Denn die Hoffnung stirbt nie, am allerwenigsten die Hoffnung auf ein zufriedengestelltes Kind.
Natürlich war es für die Katz gewesen. Natürlich hatte Samantha sich keinen Deut für die zahllosen mitgeschleiften Utensilien interessiert. Natürlich wusste das Kind von jeher sich besser zu beschäftigen, als mit bunten Plastikspielereien, die vielleicht für einen Moment das Auge ablenkten, doch keinen anderen nachhaltigen Wert besaßen, außer dem Bewusstsein, dass die Substanz, aus der sie geschaffen waren, die Jahrhunderte überdauerten, unabhängig davon wie malträtiert, wie hässlich und wie verkommen sie in einer Ecke dahinvegetierten.
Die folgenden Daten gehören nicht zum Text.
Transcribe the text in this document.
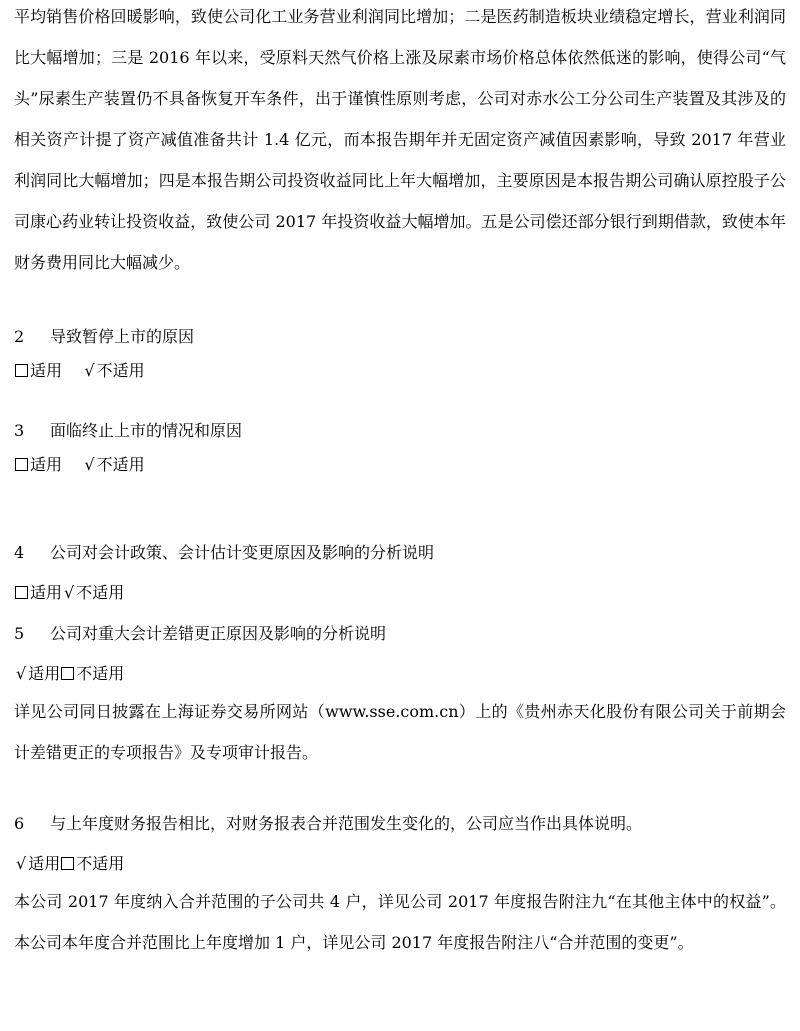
平均销售价格回暖影响，致使公司化工业务营业利润同比增加；二是医药制造板块业绩稳定增长，营业利润同比大幅增加；三是 2016 年以来，受原料天然气价格上涨及尿素市场价格总体依然低迷的影响，使得公司“气头”尿素生产装置仍不具备恢复开车条件，出于谨慎性原则考虑，公司对赤水公工分公司生产装置及其涉及的相关资产计提了资产减值准备共计 1.4 亿元，而本报告期年并无固定资产减值因素影响，导致 2017 年营业利润同比大幅增加；四是本报告期公司投资收益同比上年大幅增加，主要原因是本报告期公司确认原控股子公司康心药业转让投资收益，致使公司 2017 年投资收益大幅增加。五是公司偿还部分银行到期借款，致使本年财务费用同比大幅减少。

2 导致暂停上市的原因

适用 √ 不适用

3 面临终止上市的情况和原因

适用 √ 不适用

4 公司对会计政策、会计估计变更原因及影响的分析说明

适用 √ 不适用

5 公司对重大会计差错更正原因及影响的分析说明

√ 适用 不适用

详见公司同日披露在上海证券交易所网站（www.sse.com.cn）上的《贵州赤天化股份有限公司关于前期会计差错更正的专项报告》及专项审计报告。

6 与上年度财务报告相比，对财务报表合并范围发生变化的，公司应当作出具体说明。

√ 适用 不适用

本公司 2017 年度纳入合并范围的子公司共 4 户，详见公司 2017 年度报告附注九“在其他主体中的权益”。本公司本年度合并范围比上年度增加 1 户，详见公司 2017 年度报告附注八“合并范围的变更”。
Ebenso wie die Kleidung, die das Kind benötigte, die jedes Kind benötigte.
Kunstfasern, die die Macht der Elemente abhalten, das zarte Wesen vor jedem Tropfen des Regens, vor jedem Windstoß schützten, und die doch unzerstörbar schienen, im Fluss der Zeiten.
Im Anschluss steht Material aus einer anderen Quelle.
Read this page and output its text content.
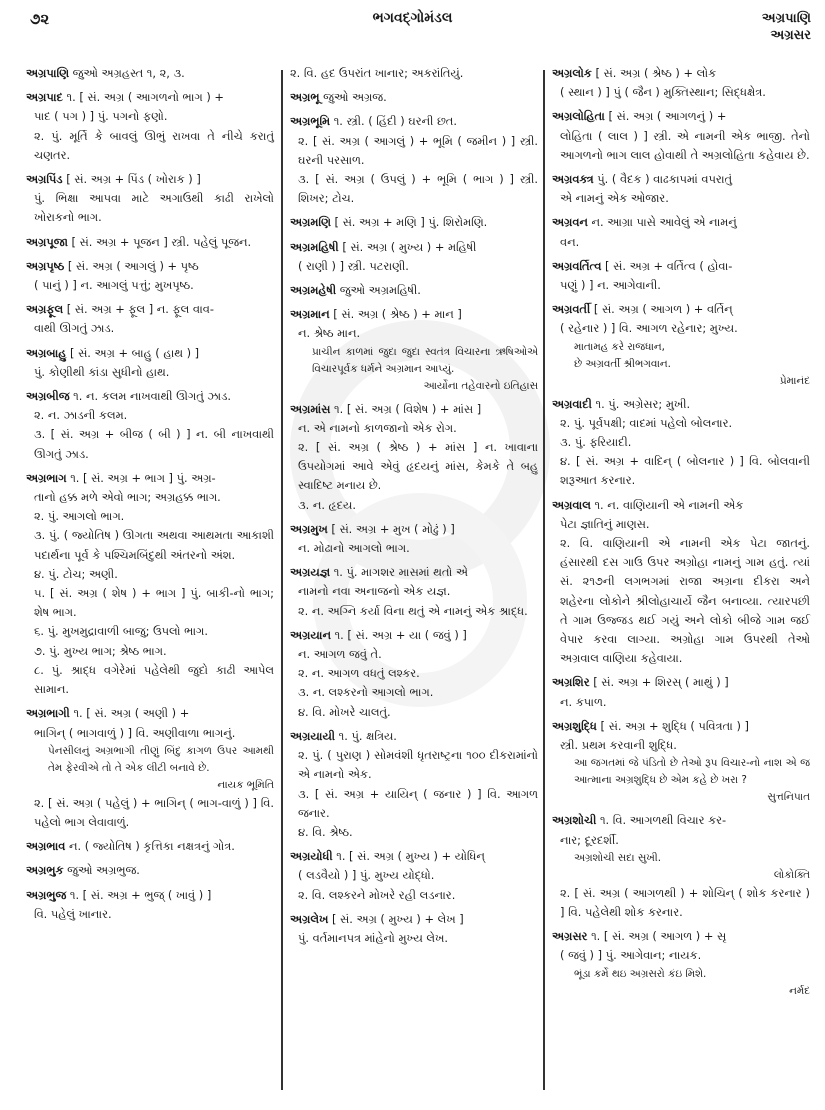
૭૨	ભગવદ્ગોમંડલ	અગ્રપાણિ
અગ્રસર
અગ્રપાણિ જુઓ અગ્રહસ્ત ૧, ૨, ૩.
અગ્રપાદ ૧. [ સં. અગ્ર ( આગળનો ભાગ ) +
પાદ ( પગ ) ] પું. પગનો ફણો.
૨. પું. મૂર્તિ કે બાવલું ઊભું રાખવા તે નીચે કરાતું ચણતર.
અગ્રપિંડ [ સં. અગ્ર + પિંડ ( ખોરાક ) ]
પું. ભિક્ષા આપવા માટે અગાઉથી કાઢી રાખેલો ખોરાકનો ભાગ.
અગ્રપૂજા [ સં. અગ્ર + પૂજન ] સ્ત્રી. પહેલું પૂજન.
અગ્રપૃષ્ઠ [ સં. અગ્ર ( આગલું ) + પૃષ્ઠ
( પાનું ) ] ન. આગલું પત્તું; મુખપૃષ્ઠ.
અગ્રફૂલ [ સં. અગ્ર + ફૂલ ] ન. ફૂલ વાવ-
વાથી ઊગતું ઝાડ.
અગ્રબાહુ [ સં. અગ્ર + બાહુ ( હાથ ) ]
પું. કોણીથી કાંડા સુધીનો હાથ.
અગ્રબીજ ૧. ન. કલમ નાખવાથી ઊગતું ઝાડ.
૨. ન. ઝાડની કલમ.
૩. [ સં. અગ્ર + બીજ ( બી ) ] ન. બી નાખવાથી ઊગતું ઝાડ.
અગ્રભાગ ૧. [ સં. અગ્ર + ભાગ ] પું. અગ્ર-
તાનો હક્ક મળે એવો ભાગ; અગ્રહક્ક ભાગ.
૨. પું. આગલો ભાગ.
૩. પું. ( જ્યોતિષ ) ઊગતા અથવા આથમતા આકાશી પદાર્થના પૂર્વ કે પશ્ચિમબિંદુથી અંતરનો અંશ.
૪. પું. ટોચ; અણી.
૫. [ સં. અગ્ર ( શેષ ) + ભાગ ] પું. બાકી-નો ભાગ; શેષ ભાગ.
૬. પું. મુખમુદ્રાવાળી બાજુ; ઉપલો ભાગ.
૭. પું. મુખ્ય ભાગ; શ્રેષ્ઠ ભાગ.
૮. પું. શ્રાદ્ધ વગેરેમાં પહેલેથી જુદો કાઢી આપેલ સામાન.
અગ્રભાગી ૧. [ સં. અગ્ર ( અણી ) +
ભાગિન્ ( ભાગવાળું ) ] વિ. અણીવાળા ભાગનું.
પેનસીલનું અગ્રભાગી તીણું બિંદુ કાગળ ઉપર આમથી તેમ ફેરવીએ તો તે એક લીટી બનાવે છે.
નાયક ભૂમિતિ
૨. [ સં. અગ્ર ( પહેલું ) + ભાગિન્ ( ભાગ-વાળું ) ] વિ. પહેલો ભાગ લેવાવાળું.
અગ્રભાવ ન. ( જ્યોતિષ ) કૃત્તિકા નક્ષત્રનું ગોત્ર.
અગ્રભુક જુઓ અગ્રભુજ.
અગ્રભુજ ૧. [ સં. અગ્ર + ભુજ્ ( ખાવું ) ]
વિ. પહેલું ખાનાર.
૨. વિ. હદ ઉપરાંત ખાનાર; અકરાંતિયું.
અગ્રભૂ જુઓ અગ્રજ.
અગ્રભૂમિ ૧. સ્ત્રી. ( હિંદી ) ઘરની છત.
૨. [ સં. અગ્ર ( આગલું ) + ભૂમિ ( જમીન ) ] સ્ત્રી. ઘરની પરસાળ.
૩. [ સં. અગ્ર ( ઉપલું ) + ભૂમિ ( ભાગ ) ] સ્ત્રી. શિખર; ટોચ.
અગ્રમણિ [ સં. અગ્ર + મણિ ] પું. શિરોમણિ.
અગ્રમહિષી [ સં. અગ્ર ( મુખ્ય ) + મહિષી
( રાણી ) ] સ્ત્રી. પટરાણી.
અગ્રમહેષી જુઓ અગ્રમહિષી.
અગ્રમાન [ સં. અગ્ર ( શ્રેષ્ઠ ) + માન ]
ન. શ્રેષ્ઠ માન.
પ્રાચીન કાળમાં જુદા જુદા સ્વતંત્ર વિચારના ઋષિઓએ વિચારપૂર્વક ધર્મને અગ્રમાન આપ્યું.
આર્યોના તહેવારનો ઇતિહાસ
અગ્રમાંસ ૧. [ સં. અગ્ર ( વિશેષ ) + માંસ ]
ન. એ નામનો કાળજાનો એક રોગ.
૨. [ સં. અગ્ર ( શ્રેષ્ઠ ) + માંસ ] ન. ખાવાના ઉપયોગમાં આવે એવું હૃદયનું માંસ, કેમકે તે બહુ સ્વાદિષ્ટ મનાય છે.
૩. ન. હૃદય.
અગ્રમુખ [ સં. અગ્ર + મુખ ( મોઢું ) ]
ન. મોઢાનો આગલો ભાગ.
અગ્રયજ્ઞ ૧. પું. માગશર માસમાં થતો એ
નામનો નવા અનાજનો એક યજ્ઞ.
૨. ન. અગ્નિ કર્યા વિના થતું એ નામનું એક શ્રાદ્ધ.
અગ્રયાન ૧. [ સં. અગ્ર + યા ( જવું ) ]
ન. આગળ જવું તે.
૨. ન. આગળ વધતું લશ્કર.
૩. ન. લશ્કરનો આગલો ભાગ.
૪. વિ. મોખરે ચાલતું.
અગ્રયાયી ૧. પું. ક્ષત્રિય.
૨. પું. ( પુરાણ ) સોમવંશી ધૃતરાષ્ટ્રના ૧૦૦ દીકરામાંનો એ નામનો એક.
૩. [ સં. અગ્ર + યાયિન્ ( જનાર ) ] વિ. આગળ જનાર.
૪. વિ. શ્રેષ્ઠ.
અગ્રયોધી ૧. [ સં. અગ્ર ( મુખ્ય ) + યોધિન્
( લડવૈયો ) ] પું. મુખ્ય યોદ્ધો.
૨. વિ. લશ્કરને મોખરે રહી લડનાર.
અગ્રલેખ [ સં. અગ્ર ( મુખ્ય ) + લેખ ]
પું. વર્તમાનપત્ર માંહેનો મુખ્ય લેખ.
અગ્રલોક [ સં. અગ્ર ( શ્રેષ્ઠ ) + લોક
( સ્થાન ) ] પું ( જૈન ) મુક્તિસ્થાન; સિદ્ધક્ષેત્ર.
અગ્રલોહિતા [ સં. અગ્ર ( આગળનું ) +
લોહિતા ( લાલ ) ] સ્ત્રી. એ નામની એક ભાજી. તેનો આગળનો ભાગ લાલ હોવાથી તે અગ્રલોહિતા કહેવાય છે.
અગ્રવક્ત્ર પું. ( વૈદક ) વાઢકાપમાં વપરાતું
એ નામનું એક ઓજાર.
અગ્રવન ન. આગ્રા પાસે આવેલું એ નામનું
વન.
અગ્રવર્તિત્વ [ સં. અગ્ર + વર્તિત્વ ( હોવા-
પણું ) ] ન. આગેવાની.
અગ્રવર્તી [ સં. અગ્ર ( આગળ ) + વર્તિન્
( રહેનાર ) ] વિ. આગળ રહેનાર; મુખ્ય.
માતામહ કરે રાજધાન,
છે અગ્રવર્તી શ્રીભગવાન.
પ્રેમાનંદ
અગ્રવાદી ૧. પું. અગ્રેસર; મુખી.
૨. પું. પૂર્વપક્ષી; વાદમાં પહેલો બોલનાર.
૩. પું. ફરિયાદી.
૪. [ સં. અગ્ર + વાદિન્ ( બોલનાર ) ] વિ. બોલવાની શરૂઆત કરનાર.
અગ્રવાલ ૧. ન. વાણિયાની એ નામની એક
પેટા જ્ઞાતિનું માણસ.
૨. વિ. વાણિયાની એ નામની એક પેટા જાતનું. હંસારથી દસ ગાઉ ઉપર અગ્રોહા નામનું ગામ હતું. ત્યાં સં. ૨૧૭ની લગભગમાં રાજા અગ્રના દીકરા અને શહેરના લોકોને શ્રીલોહાચાર્યે જૈન બનાવ્યા. ત્યારપછી તે ગામ ઉજ્જડ થઈ ગયું અને લોકો બીજે ગામ જઈ વેપાર કરવા લાગ્યા. અગ્રોહા ગામ ઉપરથી તેઓ અગ્રવાલ વાણિયા કહેવાયા.
અગ્રશિર [ સં. અગ્ર + શિરસ્ ( માથું ) ]
ન. કપાળ.
અગ્રશુદ્ધિ [ સં. અગ્ર + શુદ્ધિ ( પવિત્રતા ) ]
સ્ત્રી. પ્રથમ કરવાની શુદ્ધિ.
આ જગતમાં જે પંડિતો છે તેઓ રૂપ વિચાર-નો નાશ એ જ આત્માના અગ્રશુદ્ધિ છે એમ કહે છે ખરા ?
સુત્તનિપાત
અગ્રશોચી ૧. વિ. આગળથી વિચાર કર-
નાર; દૂરદર્શી.
અગ્રશોચી સદા સુખી.
લોકોક્તિ
૨. [ સં. અગ્ર ( આગળથી ) + શોચિન્ ( શોક કરનાર ) ] વિ. પહેલેથી શોક કરનાર.
અગ્રસર ૧. [ સં. અગ્ર ( આગળ ) + સૃ
( જવું ) ] પું. આગેવાન; નાયક.
ભૂંડા કર્મે થઇ અગ્રસરો કંઇ મિશે.
નર્મદ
Und trotzdem trug Hilda all diese unnötigen und zugleich notwendigen Nichtigkeiten mit sich herum. Obwohl sie sich mehr als bewusst war, wie gegenstandslos ihre Bemühungen letztendlich sein sollten.

Ob sie auf Busreisen kilometerweite Umwege machte, hinter den anderen Teilnehmern mit ihrer Last hinterher hinkte, ob sie es wahrlich besser wusste –sie konnte nicht anders. Sie musste all diese Dinge mit sich tragen, ob dies nun einen Sinn ergab oder auch nicht.

Nicht für sich, niemals für sich, sondern für ihre Tochter.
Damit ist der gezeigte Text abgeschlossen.